Ukrainian Railways generates UAH 12 bln losses in 2020

12 April 2021

State railway operator Ukrainian Railways (RAILUA) decreased
net revenue 17% yoy to UAH 75.3 bln in 2020, according to its audited report
released on April 9. The company’s revenue freight transportation segment
decreased 10% yoy to UAH 65.0 bln and its passenger segment by 58% yoy to UAH
4.1 bln. Due to cost cutting measures, operating losses in the passenger
segment remained flat yoy at UAH 12.9 bln, but operating profit in the freight
segment decreased 86% yoy to UAH 1.2 bln. Therefore, the company’s EBITDA fell
42% yoy to UAH 10.0 bln and its bottom line turned to negative UAH 11.9 bln
from UAH 3.0 bln positive a year ago.

 

The company’s operating cash flow before working
capital changes decreased largely in line with EBITDA, by 43% yoy to UAH 10.5
bln, in 2020. Its cash from operations decreased by 31% yoy to UAH 10.4 bln and
purchase of PP&E remained flat yoy at UAH 9.2 bln. The company managed to
repay net UAH 4.5 bln of debt in 2020, which made its cash balance fall 64% yoy
to UAH 2.5 bln as of end-2020. Meanwhile, its total debt increased 6% yoy (solely
due to the appreciation of foreign currency debt) and net debt increased 26%
yoy to UAH 32.2 bln.
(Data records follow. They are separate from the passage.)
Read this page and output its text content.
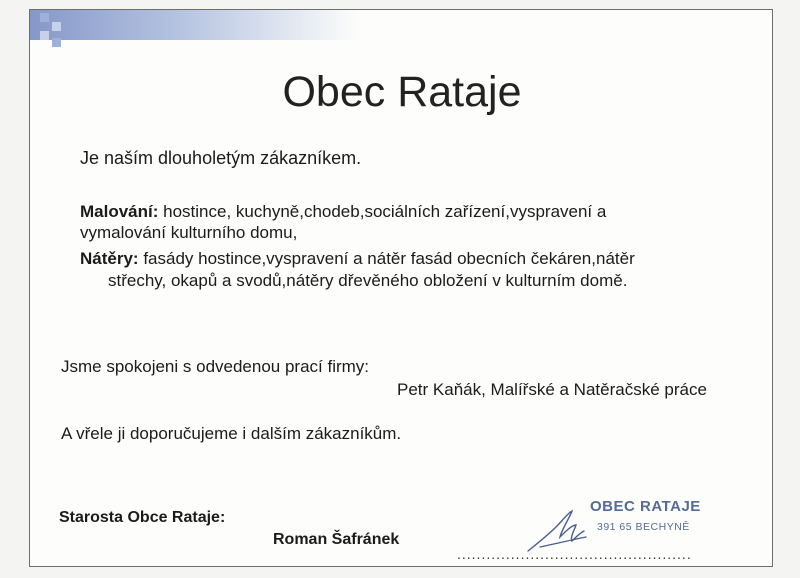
Obec Rataje
Je naším dlouholetým zákazníkem.
Malování: hostince, kuchyně,chodeb,sociálních zařízení,vyspravení a
vymalování kulturního domu,
Nátěry: fasády hostince,vyspravení a nátěr fasád obecních čekáren,nátěr
střechy, okapů a svodů,nátěry dřevěného obložení v kulturním domě.
Jsme spokojeni s odvedenou prací firmy:
Petr Kaňák, Malířské a Natěračské práce
A vřele ji doporučujeme i dalším zákazníkům.
Starosta Obce Rataje:
Roman Šafránek
................................................
OBEC RATAJE
391 65 BECHYNĚ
As a result, its net debt to EBITDA reached 3.2x as of
end-2020, from 1.5x a year ago.

 

Recall, last week, Ukrainian Railways revealed its financial
plan for 2021 with revenue of UAH 72.1 bln (up 15% yoy) and EBITDA of UAH 19.3
bln (up 92% yoy), as well as a plan to nearly triple CapEx to UAH 27.0 bln.

 

Alexander Paraschiy: The company’s audited result for 2020 looks slightly better than presented
in its financial plan for 2021, but in general the numbers are very close to
those in the plan. Now that the company has revealed its financials with Net
debt to EBITDA ratio exceeding 3.0x, it is limited to taking new loans. This,
in turn, limits its flexibility and puts under question its ability to finance
an ambitious CapEx plan for this year. The latter looks good for the company’s
liquidity, but increases risks for its mid-term instability.